I actually didn't think the use of camphor was very widespread anymore in people under the age of 70! I don't really know anyone who uses it besides my grandmother and other older relatives.

ceilingcat
Post 4

I really like to use camphor to open up my sinuses when I have a cold. I hate taking decongestants, so camphor is a nice alternative for me.

But man does that stuff smell strong! My boyfriend hates when I use it because he says he can smell it all the way across the room.

It helps so much, I'm willing to overlook the smell though.

burcinc
Post 3

I've heard a lot of good things about camphor and menthol ointments for treating cold symptoms. I'm hesitant to try them though because of an article I read in the news.

The article said that camphor can be dangerous for children and doctors even think that camphor ointments can trigger seizures in kids. There were several kids hospitalized recently for seizures and the doctors found out that the one thing they had in common was the use of camphor products in the home. One mom had been using camphor ointment on her son who had a cold.

This sounds really scary.
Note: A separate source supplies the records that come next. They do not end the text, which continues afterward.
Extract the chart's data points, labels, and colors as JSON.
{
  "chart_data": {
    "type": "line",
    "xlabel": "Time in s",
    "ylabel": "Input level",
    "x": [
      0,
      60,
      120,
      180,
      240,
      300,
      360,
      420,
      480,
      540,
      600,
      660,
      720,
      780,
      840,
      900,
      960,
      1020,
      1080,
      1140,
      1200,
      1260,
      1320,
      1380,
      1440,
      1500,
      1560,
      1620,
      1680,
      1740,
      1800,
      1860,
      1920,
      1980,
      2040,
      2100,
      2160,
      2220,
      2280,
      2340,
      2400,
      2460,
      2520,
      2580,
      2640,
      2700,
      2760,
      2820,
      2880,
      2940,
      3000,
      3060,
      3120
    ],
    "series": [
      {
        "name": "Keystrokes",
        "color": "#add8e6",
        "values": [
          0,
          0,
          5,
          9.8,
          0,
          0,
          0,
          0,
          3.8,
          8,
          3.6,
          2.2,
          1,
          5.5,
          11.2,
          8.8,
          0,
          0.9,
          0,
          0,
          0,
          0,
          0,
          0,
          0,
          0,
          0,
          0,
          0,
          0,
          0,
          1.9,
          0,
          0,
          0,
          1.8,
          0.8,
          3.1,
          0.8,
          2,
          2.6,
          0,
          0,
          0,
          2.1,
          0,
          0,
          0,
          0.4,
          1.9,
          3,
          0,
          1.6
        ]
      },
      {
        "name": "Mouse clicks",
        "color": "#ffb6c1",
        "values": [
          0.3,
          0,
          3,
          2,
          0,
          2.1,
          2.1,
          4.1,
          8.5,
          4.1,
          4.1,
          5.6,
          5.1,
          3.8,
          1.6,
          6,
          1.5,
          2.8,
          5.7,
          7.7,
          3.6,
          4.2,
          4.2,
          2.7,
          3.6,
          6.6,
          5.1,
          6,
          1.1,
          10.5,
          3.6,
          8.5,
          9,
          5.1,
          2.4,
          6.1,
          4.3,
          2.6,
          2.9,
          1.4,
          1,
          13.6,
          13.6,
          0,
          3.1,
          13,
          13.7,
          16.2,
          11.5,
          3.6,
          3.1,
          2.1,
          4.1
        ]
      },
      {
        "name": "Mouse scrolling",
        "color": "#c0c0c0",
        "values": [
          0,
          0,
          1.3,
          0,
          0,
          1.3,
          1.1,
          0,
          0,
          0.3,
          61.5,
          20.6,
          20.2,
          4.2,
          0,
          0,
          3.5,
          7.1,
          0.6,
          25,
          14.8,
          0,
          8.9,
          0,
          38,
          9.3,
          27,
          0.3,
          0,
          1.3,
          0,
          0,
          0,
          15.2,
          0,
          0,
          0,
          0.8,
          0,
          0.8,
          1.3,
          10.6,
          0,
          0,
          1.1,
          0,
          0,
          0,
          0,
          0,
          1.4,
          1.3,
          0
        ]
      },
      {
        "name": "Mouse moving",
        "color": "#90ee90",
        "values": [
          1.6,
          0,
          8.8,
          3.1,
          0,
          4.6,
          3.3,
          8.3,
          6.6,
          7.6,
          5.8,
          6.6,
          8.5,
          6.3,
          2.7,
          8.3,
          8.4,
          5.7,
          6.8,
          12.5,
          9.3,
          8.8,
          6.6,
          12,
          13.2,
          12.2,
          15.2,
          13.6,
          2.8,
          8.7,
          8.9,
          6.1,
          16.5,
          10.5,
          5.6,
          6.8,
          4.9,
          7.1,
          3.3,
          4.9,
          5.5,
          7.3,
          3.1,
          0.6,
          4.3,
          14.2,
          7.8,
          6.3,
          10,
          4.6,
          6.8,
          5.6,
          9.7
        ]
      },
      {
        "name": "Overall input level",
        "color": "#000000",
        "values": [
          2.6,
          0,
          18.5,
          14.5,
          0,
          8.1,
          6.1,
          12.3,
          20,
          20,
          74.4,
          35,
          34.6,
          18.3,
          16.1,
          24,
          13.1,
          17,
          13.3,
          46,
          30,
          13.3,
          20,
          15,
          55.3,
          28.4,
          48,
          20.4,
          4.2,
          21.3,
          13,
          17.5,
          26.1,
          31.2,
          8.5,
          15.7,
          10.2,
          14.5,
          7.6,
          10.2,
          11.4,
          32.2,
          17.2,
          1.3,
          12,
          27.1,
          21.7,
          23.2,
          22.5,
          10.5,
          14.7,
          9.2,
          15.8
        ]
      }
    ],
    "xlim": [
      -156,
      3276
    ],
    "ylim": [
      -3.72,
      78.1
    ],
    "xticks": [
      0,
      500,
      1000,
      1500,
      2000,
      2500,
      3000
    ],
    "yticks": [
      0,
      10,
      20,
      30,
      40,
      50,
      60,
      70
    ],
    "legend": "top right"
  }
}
I know that the over-the-counter camphor ointments are FDA approved, but it seems that there still needs to be some more research done on the effects of camphor.

ysmina
Post 2

I use camphor ointment for the chronic pain in my right ankle. I suffered from an injury several years ago and have had this pain since.

It seems to be working well, but I'm a little unhappy with the cost. It comes in a tiny jar container and costs more than many of the pain relieving ointments in the pharmacy. I think it might have to do with the fact that it is imported from other countries. The one I'm using is from Singapore and I think the previous one was from Thailand.

I guess it might also be because of the cost of camphor. The ointment only has 25% camphor and the rest is other ingredients.

Does anyone know how much pure camphor costs? Where and how can I find cheaper camphor ointments?

bear78
Post 1

My mom has carpel tunnel syndrome. It causes pain in her hands, especially when she uses her hands a lot. It's sometimes hard for her to do work around the house and cook because of it. Camphor ointment works so well for this condition.

I rub it on her hands, around the wrist until it absorbs and do some massage towards her arm and the pain goes away in about half an hour. She uses the ointment almost daily. It's so nice that this is a natural product because my mom has really sensitive skin and camphor doesn't cause any irritation whatsoever.